It’s hard to think of an industry feeling more pressure to provide an excellent customer experience than hospitality. After all, welcoming and making people happy is the very definition of hospitality. But the bar for delivering a superior customer experience has risen considerably in recent years, thanks to disruptive technologies that enabled the introduction of a new breed of competitors, such as Airbnb.
You could say hospitality has reached a critical juncture. Traditional hotels and restaurants must keep up with innovations introduced by market disrupters. Guests and diners are more demanding than ever, and have grown accustomed to conveniences such as making restaurant reservations online and having access to fast and reliable WiFi in hotel rooms.
Consumers take these amenities for granted now, so hospitality companies need to step up their game, delivering targeted information and personalized experiences. They also need to manage, analyze and act on the reams of customer data they collect to understand customer preferences, habits and patterns.
A data-driven customer experience enables hotels and restaurants to better compete against new entrants into the market as well as legacy players. But data collection and analysis is expensive and time-consuming, requiring IT investments that not all hospitality organizations have the financial wherewithal to make. That’s why we see an increase in cloud investments among players of all sizes.
Investing in the cloud can accelerate IT deployment strategies at a lower cost. Companies needn’t commit a ton of human and material resources to a project. Instead, they can focus on their core business by allowing cloud and network providers to handle the heavy lifting. Cloud computing solutions save businesses 23 percent in IT costs, and increase profits on average by 22 percent, according to a recent survey.

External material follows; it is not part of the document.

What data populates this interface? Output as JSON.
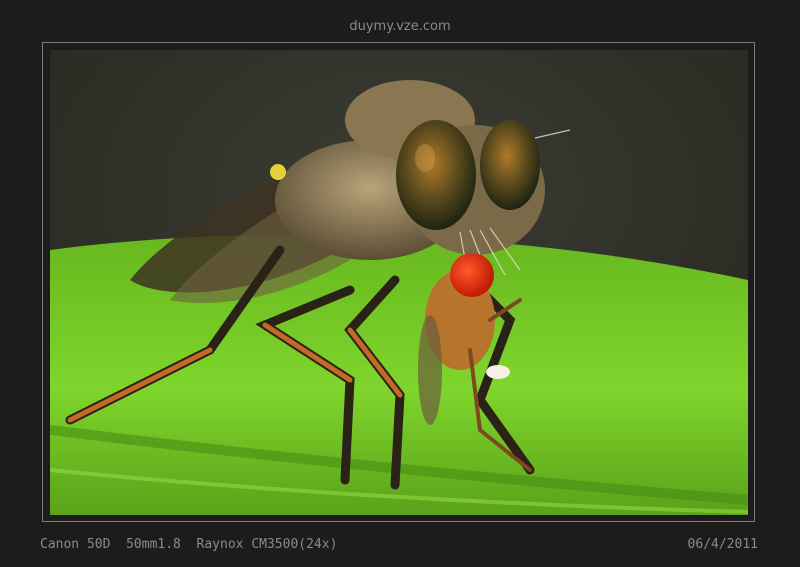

When leveraging cloud-based software as a service (SaaS), there’s no expensive hardware to purchase and maintain. SaaS solutions such as hotel management systems are available on a pay-as-you-go model. Operational and maintenance fees such as updates and bug fixes are bundled into the service.
Cloud and SaaS foster business growth. This typically isn’t the case with legacy systems, which often hinder growth as scaling a legacy environment can be prohibitively expensive. Cloud-based systems are entirely scalable with virtually unlimited capacity to expand, allowing organizations to add resources to accommodate growth or remove infrastructure to scale down systems that are no longer needed. In many cases, this can be done on the fly, which increases IT agility while saving costs.
Another significant benefit hotels and restaurants can derive from cloud solutions is access to user data on preferences and transactions patterns collected by online and mobile booking services. When guests and diners interact with these services, they provide information companies can use to improve their offerings and design targeted, personalized promotions to keep customers coming back.
Airbnb is using data to recruit landlords in popular destinations at peak times. Furthermore, as reported in a Cloud Tech article, “data is used to determine the appropriate price of a room or apartment, based on a number of variables such as location, time of year, type of accommodation, transport links, etc.”
Airbnb is a disrupter, but legacy players are also getting into the game. According to CIO Dive, McDonald’s, one of the world’s biggest fast food chains, is building a cloud-based data and analytics platform to better manage their business data and empower users through self-service provisioning of applications and infrastructure.
Cloud is usually at the center of these projects. Cloud infrastructures provide access to the computing and analytics power companies need to enhance the customer experience. For instance, data captured in hotels from WiFi and apps to order room service, book visits to the spa and make restaurant reservations provides valuable insights about guest preferences and habits.
Combining that data with restaurant and bar POS (point of sale) figures, reservation management and General Ledger data can provide even deeper insights. Organizations that figure out how to put all the information together, make sense of it and act on it, stand to improve the customer experience and increase competitiveness.
It’s clear cloud investments are the path into the future for hospitality, but adopting cloud strategies takes more than a SaaS application or cloud service. Companies must assess the impact cloud connections will have on network performance and whether their current internet bandwidth can handle increased demand.
There also are concerns about internet security and stability. Downtime and data breaches are to be avoided at all costs because they can significantly impact customer loyalty. Secure links to cloud infrastructures are highly desirable so hotels and restaurants can access and manage their cloud-based data systems efficiently and safely.
Gig-speed broadband and the ability to mix cloud services from different providers, creating a hybrid environment where systems communicate with each other to process and analyze the data that can be transformed into new, better, personalized services is key to delivering customer value.
Direct, private connections are ideally suited to hybrid workloads because they offer reliable, and high-throughput connections so that applications can span on-premises infrastructure and the cloud without compromising privacy or performance. Hospitality companies that leverage direct, private connections to innovate can give their competitors a run for their money by taking a decisive step toward increasing excellence in customer experience.
If you’re in the hospitality business and are considering ways to expand your cloud presence, don’t neglect the fundamentals. And that means making sure you address all aspects, including your networking options.